Aug 17 2008
How to write a resume when changing careers
In a competitive job market, where it is already difficult for job seekers to get noticed, trying to convince managers in a totally different field that they should recruit you to their team is likely to be a Herculean task, but it can be done with some thought, determination and positivity. The one thing you cannot do is to use the same old resume you had for your old jobs to cross over into something else. In fact, you might not even need a resume at all, just a longer covering letter, depending on your objective.
Getting into a new field depends on whether you are merely transferring the skills you already have or are making a significant change in direction. There are two forms of emphasis when you are changing career fields: one is emotional, if the change is drastic, and the other is transitional, if the change is minimal.
1. Transitional
With a transitional objective, your skills are likely to be transferable (something you developed in your old career being applicable to a new one). There will be connecting links between the new field and your old one and you will be able to identify those links easily between the jobs and responsibilities you have had to the one you are hoping to get. For example, from being an accountant in the construction industry to being a bursar in a school. Transitional posts are often accessed through regular research into the field, networking with people from it and learning about the skills and qualifications necessary to get into it. Skills that can be transferred would include those gained perhaps from your former career, a hobby or volunteer experience, etc. For example, if you were very good in communication as a lecture or teacher, you could use that in marketing to help write press releases or persuade people to buy goods and services.

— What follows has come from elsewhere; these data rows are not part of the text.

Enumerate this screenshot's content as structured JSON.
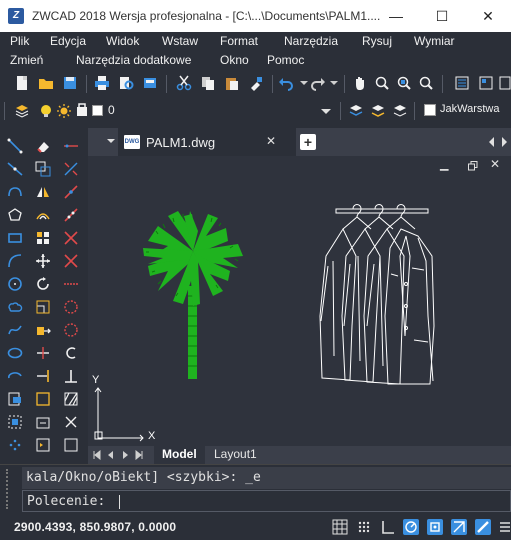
{
  "window": {
    "title": "ZWCAD 2018 Wersja profesjonalna - [C:\\...\\Documents\\PALM1....",
    "minimize": "—",
    "maximize": "☐",
    "close": "✕"
  },
  "menu1": [
    "Plik",
    "Edycja",
    "Widok",
    "Wstaw",
    "Format",
    "Narzędzia",
    "Rysuj",
    "Wymiar"
  ],
  "menu2": [
    "Zmień",
    "Narzędzia dodatkowe",
    "Okno",
    "Pomoc"
  ],
  "layer_toolbar": {
    "current_layer": "0",
    "color_control": "JakWarstwa"
  },
  "document": {
    "tab_label": "PALM1.dwg",
    "tab_icon_text": "DWG",
    "close_symbol": "✕",
    "add_symbol": "+",
    "ucs_x": "X",
    "ucs_y": "Y"
  },
  "layout_tabs": [
    "Model",
    "Layout1"
  ],
  "command": {
    "history": "kala/Okno/oBiekt] <szybki>: _e",
    "prompt": "Polecenie:"
  },
  "status": {
    "coordinates": "2900.4393, 850.9807, 0.0000"
  },
  "colors": {
    "background": "#2b2f38",
    "canvas": "#2f333d",
    "palm": "#1fb31f",
    "accent_blue": "#3a8fe0"
  }
}
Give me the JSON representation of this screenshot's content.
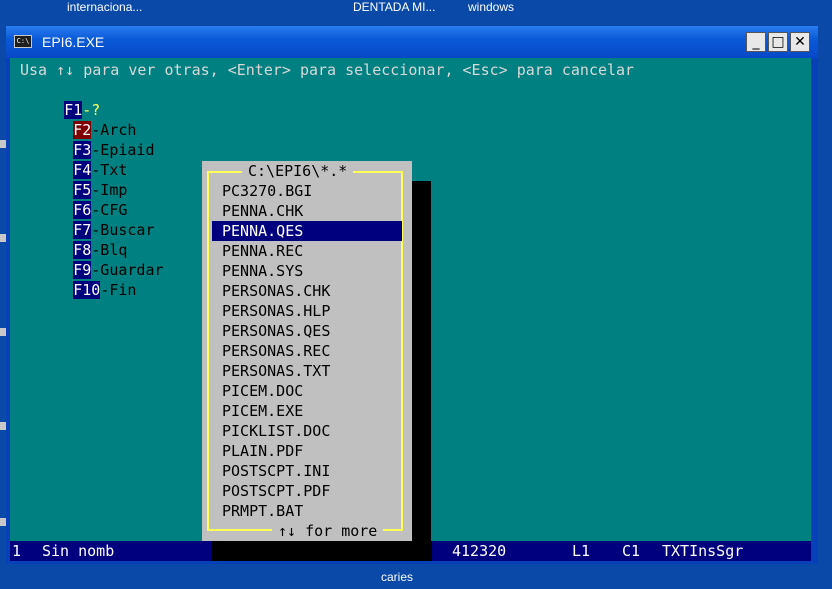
{
  "desktop": {
    "labels": [
      "internaciona...",
      "DENTADA MI...",
      "windows",
      "caries"
    ]
  },
  "window": {
    "title": "EPI6.EXE",
    "icon_text": "C:\\",
    "controls": [
      "_",
      "□",
      "✕"
    ]
  },
  "console": {
    "hint": "Usa ↑↓ para ver otras, <Enter> para seleccionar, <Esc> para cancelar",
    "fkeys": [
      {
        "key": "F1",
        "label": "-?"
      },
      {
        "key": "F2",
        "label": "-Arch"
      },
      {
        "key": "F3",
        "label": "-Epiaid"
      },
      {
        "key": "F4",
        "label": "-Txt"
      },
      {
        "key": "F5",
        "label": "-Imp"
      },
      {
        "key": "F6",
        "label": "-CFG"
      },
      {
        "key": "F7",
        "label": "-Buscar"
      },
      {
        "key": "F8",
        "label": "-Blq"
      },
      {
        "key": "F9",
        "label": "-Guardar"
      },
      {
        "key": "F10",
        "label": "-Fin"
      }
    ]
  },
  "dialog": {
    "title": "C:\\EPI6\\*.*",
    "footer": "↑↓ for more",
    "files": [
      "PC3270.BGI",
      "PENNA.CHK",
      "PENNA.QES",
      "PENNA.REC",
      "PENNA.SYS",
      "PERSONAS.CHK",
      "PERSONAS.HLP",
      "PERSONAS.QES",
      "PERSONAS.REC",
      "PERSONAS.TXT",
      "PICEM.DOC",
      "PICEM.EXE",
      "PICKLIST.DOC",
      "PLAIN.PDF",
      "POSTSCPT.INI",
      "POSTSCPT.PDF",
      "PRMPT.BAT"
    ],
    "selected": "PENNA.QES"
  },
  "status": {
    "window_num": "1",
    "doc_name": "Sin nomb",
    "memory": "412320",
    "line": "L1",
    "col": "C1",
    "mode": "TXTInsSgr"
  }
}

Make a list of your most desirable and related qualifications, which should be the key part of your resume, then build everything else around them. Choose a chronological, or historical, format for writing your resume where your career history will be plainly seen. You can either begin or end with your qualifications, but the actual skills and accomplishments related to the new the job should be very clear to see. It is important to mention your new career objective and why you wish to change. It means that employers won’t assume you’re staying in your old field.
A single page covering letter stating your objective of moving into the new field through your acquired knowledge and skills, and why it would be beneficial to do so, would also help your application.
2. Emotional
For a dramatic change in jobs, you would need what I call the ‘emotional’ approach, where it would be an emphasis on feelings, accomplishments and desires, especially in the covering letter, rather than actual work and qualifications. Your resume would be in the ‘functional’ style where it would downplay your former career, while drawing out the related skills from it that would be useful in your new job.
The beginning of your resume should start with your new career goal, a summary of your qualifications and then the skills you believe you have that would be very useful in achieving this new goal. You could end the resume with a brief listing of your past jobs, emphasising only the relevant ones which would match or enhance the new post. You have to demonstrate why you are particularly interested in this new field and how both you and the employer would benefit from your switching fields.
The cover letter should emphasise your knowledge of, and passion for, the new industry you’d like to enter and any related experience/training you have in it. This is where you would stress your own motivation, enthusiasm and keenness to get stuck into your new career, one that would benefit the employer’s objectives and operation. It would be mainly about your accomplishments, your need for new challenges and your need to keep up to date with new technology and skills. You would also stress your desire to learn, to enhance your own development, despite your age (if you are older) and to put all the experience and knowledge you have had to even better use.
This covering letter could be sent on its own without the resume, if you wish to give a flavour of who you are and what you are seeking first, but you have to be prepared to produce your resume if required.
The emotional approach would take the focus away from your lack of suitability for the new job and place it on your potential to contribute to the new business in a expert way they might not have envisaged. In that way, you might turn a sceptical employer into a welcoming one.